When all the youth had left, she started distributing Viagra after instructing the crowd on how to use the pills. The men were stampeding to get some of these libido – enhancing drugs which, by law, could only be obtained by prescription by a doctor.

Ironically, the Minister had warned men to desist from abusing women and girls: “We will not hesitate to deal with those who find pleasure in abusing young girls. That should change and I am not going to tolerate it … all those who abuse women deserve to be in jail.”

In the Philippines, Leni Robredo advised the voters: “Keep the gifts but follow your heart”. She was campaigning against her moneyed rival and won a landslide victory, after her husband Interior Secretary, Jesse Robredo’s death.

The NDC in an answer to vote – buying refutes the allegation and Kwakye Ofosu says the gifts and paraphernalia they give people on their campaign are for marketing and publicity purposes only. They should be called “publicity efforts” and not what the NPP “try to make it look like”.

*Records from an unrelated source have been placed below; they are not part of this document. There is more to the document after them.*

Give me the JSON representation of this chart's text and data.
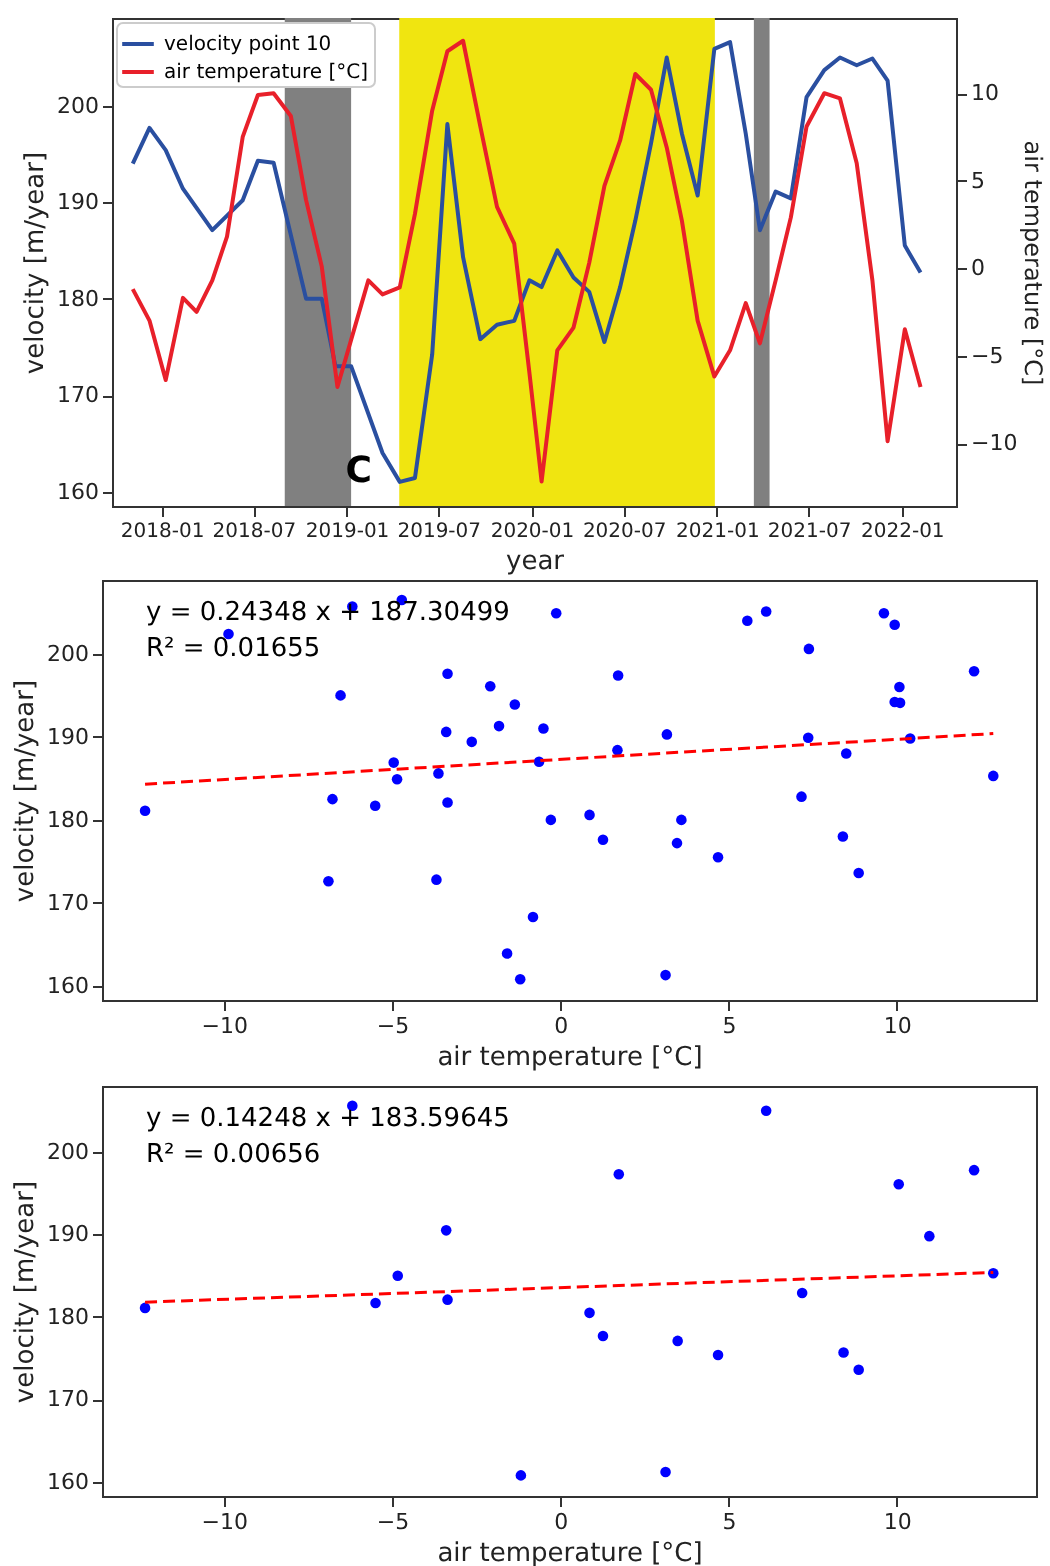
{
  "chart_data": [
    {
      "type": "line",
      "xlabel": "year",
      "ylabel": "velocity [m/year]",
      "y2label": "air temperature [°C]",
      "legend": "top left",
      "xlim": [
        "2017-09-25",
        "2022-04-18"
      ],
      "xticks": [
        "2018-01",
        "2018-07",
        "2019-01",
        "2019-07",
        "2020-01",
        "2020-07",
        "2021-01",
        "2021-07",
        "2022-01"
      ],
      "ylim": [
        158.5,
        209.1
      ],
      "yticks": [
        160,
        170,
        180,
        190,
        200
      ],
      "y2lim": [
        -13.6,
        14.3
      ],
      "y2ticks": [
        -10,
        -5,
        0,
        5,
        10
      ],
      "bands": [
        {
          "axis": "x",
          "from": "2018-09-01",
          "to": "2019-01-10",
          "color": "#808080"
        },
        {
          "axis": "x",
          "from": "2019-04-15",
          "to": "2020-12-28",
          "color": "#f0e510"
        },
        {
          "axis": "x",
          "from": "2021-03-15",
          "to": "2021-04-15",
          "color": "#808080"
        }
      ],
      "annotations": [
        {
          "text": "C",
          "x": "2019-01-25",
          "y": 162
        }
      ],
      "series": [
        {
          "name": "velocity point 10",
          "color": "#2a4fa0",
          "x": [
            "2017-11-05",
            "2017-12-08",
            "2018-01-09",
            "2018-02-12",
            "2018-04-11",
            "2018-06-10",
            "2018-07-10",
            "2018-08-10",
            "2018-10-13",
            "2018-11-13",
            "2018-12-10",
            "2019-01-10",
            "2019-03-13",
            "2019-04-16",
            "2019-05-16",
            "2019-06-19",
            "2019-07-19",
            "2019-08-19",
            "2019-09-22",
            "2019-10-25",
            "2019-11-28",
            "2019-12-28",
            "2020-01-21",
            "2020-02-21",
            "2020-03-24",
            "2020-04-24",
            "2020-05-24",
            "2020-06-24",
            "2020-07-24",
            "2020-08-24",
            "2020-09-24",
            "2020-10-24",
            "2020-11-24",
            "2020-12-27",
            "2021-01-27",
            "2021-02-27",
            "2021-03-27",
            "2021-04-27",
            "2021-05-27",
            "2021-06-27",
            "2021-08-01",
            "2021-09-01",
            "2021-10-04",
            "2021-11-04",
            "2021-12-04",
            "2022-01-07",
            "2022-02-07"
          ],
          "values": [
            194.0,
            197.7,
            195.4,
            191.4,
            187.1,
            190.2,
            194.3,
            194.1,
            180,
            180,
            173,
            173,
            164,
            161,
            161.4,
            174.2,
            198.1,
            184.3,
            175.8,
            177.3,
            177.7,
            181.9,
            181.2,
            185.0,
            182.2,
            180.7,
            175.5,
            181.2,
            188.1,
            196.1,
            205.0,
            197.1,
            190.7,
            205.9,
            206.6,
            197.1,
            187.1,
            191.1,
            190.4,
            200.9,
            203.7,
            205.0,
            204.2,
            204.9,
            202.6,
            185.5,
            182.7
          ]
        },
        {
          "name": "air temperature [°C]",
          "color": "#e8202a",
          "axis": "y2",
          "x": [
            "2017-11-05",
            "2017-12-08",
            "2018-01-09",
            "2018-02-12",
            "2018-03-11",
            "2018-04-11",
            "2018-05-10",
            "2018-06-10",
            "2018-07-10",
            "2018-08-10",
            "2018-09-13",
            "2018-10-13",
            "2018-11-13",
            "2018-12-14",
            "2019-01-10",
            "2019-02-13",
            "2019-03-13",
            "2019-04-16",
            "2019-05-16",
            "2019-06-19",
            "2019-07-19",
            "2019-08-19",
            "2019-09-22",
            "2019-10-25",
            "2019-11-28",
            "2019-12-28",
            "2020-01-21",
            "2020-02-21",
            "2020-03-24",
            "2020-04-24",
            "2020-05-24",
            "2020-06-24",
            "2020-07-24",
            "2020-08-24",
            "2020-09-24",
            "2020-10-24",
            "2020-11-24",
            "2020-12-27",
            "2021-01-27",
            "2021-02-27",
            "2021-03-27",
            "2021-04-27",
            "2021-05-27",
            "2021-06-27",
            "2021-08-01",
            "2021-09-01",
            "2021-10-04",
            "2021-11-04",
            "2021-12-04",
            "2022-01-07",
            "2022-02-07"
          ],
          "values": [
            -1.2,
            -3.0,
            -6.4,
            -1.7,
            -2.5,
            -0.7,
            1.8,
            7.5,
            9.9,
            10.0,
            8.7,
            3.9,
            0.1,
            -6.8,
            -4.1,
            -0.7,
            -1.5,
            -1.1,
            3.1,
            9.0,
            12.4,
            13.0,
            8.1,
            3.5,
            1.4,
            -6.0,
            -12.2,
            -4.7,
            -3.4,
            0.3,
            4.7,
            7.3,
            11.1,
            10.2,
            6.9,
            2.7,
            -3.0,
            -6.2,
            -4.7,
            -2.0,
            -4.3,
            -0.7,
            2.9,
            8.1,
            10.0,
            9.7,
            6.0,
            -0.7,
            -9.9,
            -3.5,
            -6.8
          ]
        }
      ]
    },
    {
      "type": "scatter",
      "xlabel": "air temperature [°C]",
      "ylabel": "velocity [m/year]",
      "xlim": [
        -13.62,
        14.14
      ],
      "xticks": [
        -10,
        -5,
        0,
        5,
        10
      ],
      "ylim": [
        158.3,
        208.9
      ],
      "yticks": [
        160,
        170,
        180,
        190,
        200
      ],
      "annotations": [
        "y = 0.24348 x + 187.30499",
        "R² = 0.01655"
      ],
      "series": [
        {
          "color": "#0000ff",
          "marker": "circle",
          "x": [
            -12.34,
            -9.86,
            -6.18,
            -4.71,
            -6.53,
            -3.35,
            -2.08,
            -1.35,
            -1.82,
            -3.39,
            -2.63,
            -0.5,
            -0.12,
            -4.95,
            -3.62,
            -4.85,
            -6.77,
            -5.5,
            -3.35,
            -0.63,
            1.7,
            1.72,
            3.17,
            -0.28,
            0.87,
            1.27,
            3.6,
            3.47,
            4.69,
            -6.89,
            -3.68,
            -0.81,
            -1.58,
            -1.19,
            3.13,
            5.56,
            6.12,
            7.39,
            7.37,
            7.17,
            8.5,
            8.4,
            8.87,
            9.62,
            9.94,
            9.94,
            10.1,
            10.08,
            10.4,
            12.3,
            12.87
          ],
          "values": [
            181.1,
            202.4,
            205.7,
            206.5,
            195.0,
            197.6,
            196.1,
            193.9,
            191.3,
            190.6,
            189.4,
            191.0,
            204.9,
            186.9,
            185.6,
            184.9,
            182.5,
            181.7,
            182.1,
            187.0,
            188.4,
            197.4,
            190.3,
            180.0,
            180.6,
            177.6,
            180.0,
            177.2,
            175.5,
            172.6,
            172.8,
            168.3,
            163.9,
            160.8,
            161.3,
            204.0,
            205.1,
            200.6,
            189.9,
            182.8,
            188.0,
            178.0,
            173.6,
            204.9,
            203.5,
            194.2,
            194.1,
            196.0,
            189.8,
            197.9,
            185.3
          ]
        },
        {
          "type": "line",
          "color": "#ff0000",
          "line_style": "dashed",
          "x": [
            -12.34,
            12.87
          ],
          "values": [
            184.3,
            190.4
          ]
        }
      ]
    },
    {
      "type": "scatter",
      "xlabel": "air temperature [°C]",
      "ylabel": "velocity [m/year]",
      "xlim": [
        -13.62,
        14.14
      ],
      "xticks": [
        -10,
        -5,
        0,
        5,
        10
      ],
      "ylim": [
        158.3,
        208.0
      ],
      "yticks": [
        160,
        170,
        180,
        190,
        200
      ],
      "annotations": [
        "y = 0.14248 x + 183.59645",
        "R² = 0.00656"
      ],
      "series": [
        {
          "color": "#0000ff",
          "marker": "circle",
          "x": [
            -12.34,
            -6.18,
            -5.49,
            -4.83,
            -3.39,
            -3.35,
            -1.17,
            0.87,
            1.27,
            1.74,
            3.13,
            3.49,
            4.69,
            6.12,
            7.19,
            8.42,
            8.87,
            10.06,
            10.97,
            12.3,
            12.87
          ],
          "values": [
            181.1,
            205.6,
            181.7,
            185.0,
            190.5,
            182.1,
            160.8,
            180.5,
            177.7,
            197.3,
            161.2,
            177.1,
            175.4,
            205.0,
            182.9,
            175.7,
            173.6,
            196.1,
            189.8,
            197.8,
            185.3
          ]
        },
        {
          "type": "line",
          "color": "#ff0000",
          "line_style": "dashed",
          "x": [
            -12.34,
            12.87
          ],
          "values": [
            181.8,
            185.4
          ]
        }
      ]
    }
  ]
}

Kwakye Ofosu adds: “So you see that there would be branded head pans or branded sewing machines that we would give to selected groups, it’s a way of achieving further publicity… I would like to believe that people give their votes either way on more substantive reasoning, like their welfare, how they perceive other parties to have performed against another”.

However, an NDC communicator did not help matters when he argued that the pans distributed to the people at Cape Coast were not branded on arrival. It was the people who received them who branded them themselves! Do we need to believe everything that has been said? Do we have to be gullible? Remember the saying: “Beware the Greeks bearing gifts”.

The story: Troy had been under siege for ten years from the Grecian armies, after the Trojan prince had eloped with the wife of Menelaus, the Spartan king. The decade – long war had seen the deaths of thousands of soldiers; however, the stone walls of Troy made it impenetrable.

Odysseus, the Grecian warrior king hatched a plan to put soldiers in a wooden horse and left at the gates of Troy. The Trojans believing the war was over, and that the horse was a gift to them, wheeled it into Troy. In the night, the Greek soldiers came out of the belly of the horse, opened the gates of Troy ran over and destroyed the city. The Trojans had ignored the warning of the priest, Laocoon: “Timeo Danaos et dona ferentes” translated as: “I fear the Greeks, even those bearing gifts”.